LA BATTAGLIA DEI COGNOMI

Quale mettere prima al figlio? Il cognome del padre o quello della madre? Ma si tratta veramente di un problema?

Rassegniamoci. Assisteremo a vere e proprie “battaglie’’ in famiglia sulla questione dei nomi e dei cognomi.

Personalmente ho esperienze in merito. La mia primogenita, alla fine, il nome se lo scelse da sola; noi preparammo i bigliettini a mo’ di polizza, coi nomi papabili, e glieli mettemmo sotto la manina, così le restò impigliato il nome che porta, Valentina, e tutti fummo contenti. Ma fu una soluzione azzardata, un vero e proprio compromesso, che accettai come “male minore’’. Mi affidai al fato, alla fine.

Ma “prima?’’. La “questione nome’’, non è da sottovalutare, mai. So di separazioni al sesto mese. Non fu quasi mai una “passeggiata’’ trovare l’accordo tra i santi del calendario, senza sconfinare nelle varie soap opera che spopolavano negli anni ’70, ’80 e ’90. Stendiamo sette veli.

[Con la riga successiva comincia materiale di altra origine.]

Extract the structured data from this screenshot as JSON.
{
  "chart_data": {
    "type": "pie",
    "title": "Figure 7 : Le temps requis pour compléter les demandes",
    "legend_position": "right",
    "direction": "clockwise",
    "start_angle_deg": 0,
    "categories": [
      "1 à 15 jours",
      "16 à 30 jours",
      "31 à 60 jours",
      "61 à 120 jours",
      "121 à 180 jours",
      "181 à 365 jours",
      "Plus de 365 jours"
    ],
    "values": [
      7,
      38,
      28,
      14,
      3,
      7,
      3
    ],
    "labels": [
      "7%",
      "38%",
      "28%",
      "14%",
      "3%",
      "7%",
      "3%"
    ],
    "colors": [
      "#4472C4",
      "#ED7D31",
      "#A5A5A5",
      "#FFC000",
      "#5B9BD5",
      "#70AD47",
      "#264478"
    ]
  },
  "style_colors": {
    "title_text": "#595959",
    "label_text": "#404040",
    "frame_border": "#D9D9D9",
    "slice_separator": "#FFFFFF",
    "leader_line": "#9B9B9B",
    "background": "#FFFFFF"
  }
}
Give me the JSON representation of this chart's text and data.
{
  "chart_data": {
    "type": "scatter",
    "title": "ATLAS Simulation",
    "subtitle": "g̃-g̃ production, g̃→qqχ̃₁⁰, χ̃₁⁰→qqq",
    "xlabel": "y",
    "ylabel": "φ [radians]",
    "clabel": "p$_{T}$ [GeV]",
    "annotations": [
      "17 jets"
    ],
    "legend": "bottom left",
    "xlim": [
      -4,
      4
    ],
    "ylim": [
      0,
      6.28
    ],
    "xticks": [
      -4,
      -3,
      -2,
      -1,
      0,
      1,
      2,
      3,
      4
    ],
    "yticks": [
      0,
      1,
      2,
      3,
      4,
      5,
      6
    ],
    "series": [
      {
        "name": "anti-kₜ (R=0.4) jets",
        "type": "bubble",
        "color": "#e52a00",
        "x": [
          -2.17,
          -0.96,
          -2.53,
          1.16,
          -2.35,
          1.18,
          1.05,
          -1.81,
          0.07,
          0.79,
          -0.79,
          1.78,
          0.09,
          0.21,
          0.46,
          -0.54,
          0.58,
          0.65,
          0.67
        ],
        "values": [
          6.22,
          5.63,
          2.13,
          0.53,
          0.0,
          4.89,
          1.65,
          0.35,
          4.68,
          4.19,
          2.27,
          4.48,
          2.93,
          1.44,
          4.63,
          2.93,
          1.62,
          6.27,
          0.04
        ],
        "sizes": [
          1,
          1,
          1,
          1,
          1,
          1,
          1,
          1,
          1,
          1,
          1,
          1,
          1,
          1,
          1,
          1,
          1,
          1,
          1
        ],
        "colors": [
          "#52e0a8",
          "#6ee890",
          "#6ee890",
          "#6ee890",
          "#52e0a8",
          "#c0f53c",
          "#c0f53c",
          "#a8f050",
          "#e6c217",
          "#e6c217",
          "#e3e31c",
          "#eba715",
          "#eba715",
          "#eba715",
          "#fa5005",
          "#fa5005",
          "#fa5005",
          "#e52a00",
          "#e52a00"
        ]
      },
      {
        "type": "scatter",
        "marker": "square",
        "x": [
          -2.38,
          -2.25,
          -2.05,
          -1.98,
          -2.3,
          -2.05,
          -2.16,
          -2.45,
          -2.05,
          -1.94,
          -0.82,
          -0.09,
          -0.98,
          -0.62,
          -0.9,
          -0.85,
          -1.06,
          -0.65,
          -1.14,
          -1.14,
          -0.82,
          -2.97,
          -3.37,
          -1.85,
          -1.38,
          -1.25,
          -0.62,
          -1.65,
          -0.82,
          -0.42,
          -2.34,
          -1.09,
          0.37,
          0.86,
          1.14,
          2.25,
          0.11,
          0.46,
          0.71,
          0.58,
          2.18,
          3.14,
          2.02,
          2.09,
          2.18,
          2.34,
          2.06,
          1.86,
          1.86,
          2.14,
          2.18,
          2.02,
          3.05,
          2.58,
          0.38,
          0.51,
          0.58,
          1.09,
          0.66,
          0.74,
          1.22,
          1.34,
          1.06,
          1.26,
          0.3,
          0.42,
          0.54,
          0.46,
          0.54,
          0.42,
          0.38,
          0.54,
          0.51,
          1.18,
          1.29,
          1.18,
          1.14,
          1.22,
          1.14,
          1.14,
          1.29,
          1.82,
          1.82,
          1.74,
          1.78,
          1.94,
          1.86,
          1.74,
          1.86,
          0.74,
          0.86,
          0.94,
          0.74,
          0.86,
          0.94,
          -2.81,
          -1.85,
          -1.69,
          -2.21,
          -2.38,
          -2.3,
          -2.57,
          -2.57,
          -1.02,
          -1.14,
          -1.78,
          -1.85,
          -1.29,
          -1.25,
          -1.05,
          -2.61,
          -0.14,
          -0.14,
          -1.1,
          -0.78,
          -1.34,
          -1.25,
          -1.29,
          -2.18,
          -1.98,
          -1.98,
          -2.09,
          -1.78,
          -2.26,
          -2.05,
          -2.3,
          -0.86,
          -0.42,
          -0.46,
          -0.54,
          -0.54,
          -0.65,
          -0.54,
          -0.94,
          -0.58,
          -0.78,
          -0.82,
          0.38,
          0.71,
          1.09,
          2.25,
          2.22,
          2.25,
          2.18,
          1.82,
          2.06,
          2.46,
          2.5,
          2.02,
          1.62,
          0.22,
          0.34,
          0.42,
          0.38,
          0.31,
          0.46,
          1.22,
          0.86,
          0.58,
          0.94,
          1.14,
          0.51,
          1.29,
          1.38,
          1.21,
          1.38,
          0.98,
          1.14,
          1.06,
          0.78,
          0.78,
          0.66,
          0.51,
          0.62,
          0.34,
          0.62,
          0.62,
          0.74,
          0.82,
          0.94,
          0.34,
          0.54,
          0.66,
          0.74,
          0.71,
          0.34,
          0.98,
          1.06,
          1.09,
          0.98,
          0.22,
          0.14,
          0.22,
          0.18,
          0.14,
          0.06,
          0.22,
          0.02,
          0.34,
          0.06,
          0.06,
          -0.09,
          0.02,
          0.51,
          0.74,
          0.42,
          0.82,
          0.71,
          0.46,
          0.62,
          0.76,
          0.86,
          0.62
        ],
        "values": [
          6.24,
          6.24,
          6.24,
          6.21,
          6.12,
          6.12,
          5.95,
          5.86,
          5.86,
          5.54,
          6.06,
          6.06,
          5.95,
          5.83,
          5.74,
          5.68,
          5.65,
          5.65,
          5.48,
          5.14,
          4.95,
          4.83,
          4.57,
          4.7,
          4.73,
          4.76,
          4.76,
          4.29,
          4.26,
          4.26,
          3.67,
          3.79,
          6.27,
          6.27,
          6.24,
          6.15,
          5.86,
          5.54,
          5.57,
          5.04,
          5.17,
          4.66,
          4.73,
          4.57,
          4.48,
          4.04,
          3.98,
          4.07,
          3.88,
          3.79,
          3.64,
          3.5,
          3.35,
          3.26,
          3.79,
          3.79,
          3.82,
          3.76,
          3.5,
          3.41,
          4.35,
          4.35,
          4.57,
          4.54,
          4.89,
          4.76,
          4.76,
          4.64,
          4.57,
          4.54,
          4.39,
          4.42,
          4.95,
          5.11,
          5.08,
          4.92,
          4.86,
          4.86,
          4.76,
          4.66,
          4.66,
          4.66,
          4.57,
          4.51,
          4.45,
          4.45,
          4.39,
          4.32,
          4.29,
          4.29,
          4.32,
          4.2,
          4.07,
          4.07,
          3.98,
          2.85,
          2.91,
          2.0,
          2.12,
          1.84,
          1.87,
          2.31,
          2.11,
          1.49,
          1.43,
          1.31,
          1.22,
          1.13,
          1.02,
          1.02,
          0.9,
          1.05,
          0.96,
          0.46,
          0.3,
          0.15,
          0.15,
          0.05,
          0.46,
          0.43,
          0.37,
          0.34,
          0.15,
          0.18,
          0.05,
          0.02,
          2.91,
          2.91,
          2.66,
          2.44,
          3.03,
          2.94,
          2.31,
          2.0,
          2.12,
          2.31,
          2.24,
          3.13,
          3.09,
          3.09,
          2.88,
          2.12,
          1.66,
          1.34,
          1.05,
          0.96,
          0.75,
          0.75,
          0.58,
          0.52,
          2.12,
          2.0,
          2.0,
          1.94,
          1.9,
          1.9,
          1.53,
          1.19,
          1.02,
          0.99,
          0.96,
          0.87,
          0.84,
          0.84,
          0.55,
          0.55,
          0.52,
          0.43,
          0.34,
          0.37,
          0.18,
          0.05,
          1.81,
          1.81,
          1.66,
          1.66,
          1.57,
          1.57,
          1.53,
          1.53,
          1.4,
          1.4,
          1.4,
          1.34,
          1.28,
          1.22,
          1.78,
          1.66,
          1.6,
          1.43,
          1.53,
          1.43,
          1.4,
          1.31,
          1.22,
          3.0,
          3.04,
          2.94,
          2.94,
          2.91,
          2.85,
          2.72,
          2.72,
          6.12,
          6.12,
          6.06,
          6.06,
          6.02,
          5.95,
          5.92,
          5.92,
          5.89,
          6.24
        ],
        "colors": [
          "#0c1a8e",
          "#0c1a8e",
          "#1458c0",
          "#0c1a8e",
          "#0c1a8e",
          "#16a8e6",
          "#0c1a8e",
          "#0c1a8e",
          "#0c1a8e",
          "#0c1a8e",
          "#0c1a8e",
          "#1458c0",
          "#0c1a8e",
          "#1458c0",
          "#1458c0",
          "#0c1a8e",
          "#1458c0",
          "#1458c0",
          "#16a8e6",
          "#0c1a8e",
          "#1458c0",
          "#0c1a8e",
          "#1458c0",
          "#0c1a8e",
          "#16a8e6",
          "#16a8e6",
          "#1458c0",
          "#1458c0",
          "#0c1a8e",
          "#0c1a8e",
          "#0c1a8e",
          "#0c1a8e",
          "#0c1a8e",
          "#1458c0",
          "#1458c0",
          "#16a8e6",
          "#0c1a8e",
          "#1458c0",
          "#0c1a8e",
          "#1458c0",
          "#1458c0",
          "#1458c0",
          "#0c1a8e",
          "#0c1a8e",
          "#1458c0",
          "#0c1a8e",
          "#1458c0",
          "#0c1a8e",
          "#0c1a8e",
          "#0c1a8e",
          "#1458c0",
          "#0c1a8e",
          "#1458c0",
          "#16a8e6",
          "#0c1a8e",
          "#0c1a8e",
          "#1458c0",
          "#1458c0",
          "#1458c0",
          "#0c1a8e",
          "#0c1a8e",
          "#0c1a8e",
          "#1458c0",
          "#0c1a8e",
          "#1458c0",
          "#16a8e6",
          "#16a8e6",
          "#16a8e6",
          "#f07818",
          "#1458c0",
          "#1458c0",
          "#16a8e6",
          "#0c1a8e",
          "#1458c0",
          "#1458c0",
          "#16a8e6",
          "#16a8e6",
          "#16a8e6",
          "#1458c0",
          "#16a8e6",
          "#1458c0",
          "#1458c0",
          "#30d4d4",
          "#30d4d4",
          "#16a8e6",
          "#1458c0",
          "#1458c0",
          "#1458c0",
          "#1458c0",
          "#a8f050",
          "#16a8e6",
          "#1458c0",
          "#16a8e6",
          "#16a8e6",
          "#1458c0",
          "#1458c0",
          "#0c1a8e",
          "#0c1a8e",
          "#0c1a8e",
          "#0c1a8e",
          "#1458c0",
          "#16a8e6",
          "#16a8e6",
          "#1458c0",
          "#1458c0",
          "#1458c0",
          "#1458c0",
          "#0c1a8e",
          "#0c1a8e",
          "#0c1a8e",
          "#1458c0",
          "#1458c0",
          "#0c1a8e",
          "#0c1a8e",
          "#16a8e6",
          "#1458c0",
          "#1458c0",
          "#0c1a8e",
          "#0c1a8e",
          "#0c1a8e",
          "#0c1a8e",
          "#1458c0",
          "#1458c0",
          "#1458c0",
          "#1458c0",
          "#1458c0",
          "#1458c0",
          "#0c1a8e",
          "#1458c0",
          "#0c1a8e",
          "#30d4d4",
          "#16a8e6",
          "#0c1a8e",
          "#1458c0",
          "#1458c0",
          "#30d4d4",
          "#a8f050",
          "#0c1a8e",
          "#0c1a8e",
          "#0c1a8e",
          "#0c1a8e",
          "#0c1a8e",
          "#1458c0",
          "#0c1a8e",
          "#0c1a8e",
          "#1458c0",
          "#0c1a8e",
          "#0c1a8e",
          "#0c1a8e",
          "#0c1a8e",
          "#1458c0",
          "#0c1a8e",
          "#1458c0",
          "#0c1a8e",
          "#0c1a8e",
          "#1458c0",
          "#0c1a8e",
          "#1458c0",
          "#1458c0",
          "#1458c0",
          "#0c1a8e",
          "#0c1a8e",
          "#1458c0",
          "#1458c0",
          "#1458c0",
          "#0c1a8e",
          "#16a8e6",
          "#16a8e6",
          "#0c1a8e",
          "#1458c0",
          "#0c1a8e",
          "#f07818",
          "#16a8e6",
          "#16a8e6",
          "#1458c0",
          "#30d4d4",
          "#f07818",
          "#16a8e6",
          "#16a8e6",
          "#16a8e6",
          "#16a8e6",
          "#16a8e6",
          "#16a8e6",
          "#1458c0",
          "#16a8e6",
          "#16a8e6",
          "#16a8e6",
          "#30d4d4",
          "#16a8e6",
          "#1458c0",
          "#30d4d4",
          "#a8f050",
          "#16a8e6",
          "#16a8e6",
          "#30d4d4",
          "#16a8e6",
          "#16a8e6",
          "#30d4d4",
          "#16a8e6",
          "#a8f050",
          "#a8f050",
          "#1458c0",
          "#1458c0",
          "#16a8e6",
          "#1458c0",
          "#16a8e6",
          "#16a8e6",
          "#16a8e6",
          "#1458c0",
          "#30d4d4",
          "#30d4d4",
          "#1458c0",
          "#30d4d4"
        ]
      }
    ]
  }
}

Ma ecco la sorpresa. E’ di poche settimane fa, la proposta della ministra dell’amministrazione pubblica, Fabiana Dadone, di permettere che il cognome materno possa essere anteposto a quello del marito/compagno (ricordiamoci che il doppio cognome è previsto già dal 2016, in presenza di accordo tra i coniugi).

E allora? Qual è la sorpresa, vi chiederete.  Beh, la novità è che qui si minano le dinastie, a detta di qualcuno; si “spogliano’’ interi “alberi’’ genealogici di nobiltà future, paventano altri.

Dunque ci aspetta una “nuova guerra nominale” tra uomini e donne, allargata, ahimè, anche alle famiglie di provenienza? Le sempre auspicabili “armi chimiche’’ degli abbracci e delle altre effusioni amor/sentimentali saranno probabilmente per un po’ sospese e, forse, ci si scambieranno segnali di tregue, fis(i)calmente necessarie per superare lo stress della gravidanza.

Naturalmente tutti d’accordo sulla giustezza di poter aggiungere, se lo si vuole, al cognome del papà, quello della mammina, in tanti già lo hanno fatto. Ma qui si paventa altro.

Perché, come se non bastasse la guerra fredda che molto spesso inizia nella coppia riguardo al nome proprio, appena archiviate le varie ecografie di routine, che ci rivelano il sesso del nascituro, ecco che si apriranno le “trattative’’ ad oltranza sul cognome, che andranno avanti per due/tre mesi circa, fino a sfociare in vere e proprie momentanee “rotture’’ di comunicazione.

Dunque, non soltanto per scegliere il nome da imporre ai nostri figli dovremo affilare le armi (non seduttive, sarebbe “nominally incorret’’), ma dovremo anche adoperare quelle più sottili, della persuasione amorevole e amorosa operata sul partner, in maniera tale da convincerlo sul perché, obiettivamente, sia meglio – o quanto meno foneticamente più accattivante – dotare i figli del cognome di un genitore in primis, piuttosto che di quello dell’altro: quello del padre o quello della madre (finchè ci è concessa la possibilità di non essere sostituiti da freddi numeri decimali).

we can do it

‘Querelle non da poco. Perché, diciamocelo, non sarà facile, dopo centinaia di anni, far accettare al compagno, all’uomo con il quale hai progettato il tuo futuro, la tua vita, che non debba interpretarla, questa richiesta di priorità, come un conflitto strumentale ad affermare la tua parità di sesso, dunque come una conseguenza di una rivendicazione femminile del “podio d’onore”. In altre parole, che non avrà, secondo quello che affermano esperti studiosi psicoterapeuti, ripercussioni sulla stabilità della coppia.

L’alternativa per evitare conflitti, rimostranze, rivendicazioni sessiste? Riflettere, donne e uomini, sul fatto che non è la posizione ‘’anteriore o posteriore’’ di un cognome che ci farà sentire donne o uomini capaci di realizzarsi, capaci di autostima, di proiettarsi con fiducia, senza conflitti, in sintonia con l’altro sesso e con l’universo.

Più semplicemente, non è delegando ad un’ordinaria posizione grafica il cognome che faremo la storia di un popolo. Preoccupiamoci, piuttosto, di mettere i nostri giovani in condizione di ‘’farli’’, questi figli, e di farli crescere in una società civile e non corrotta.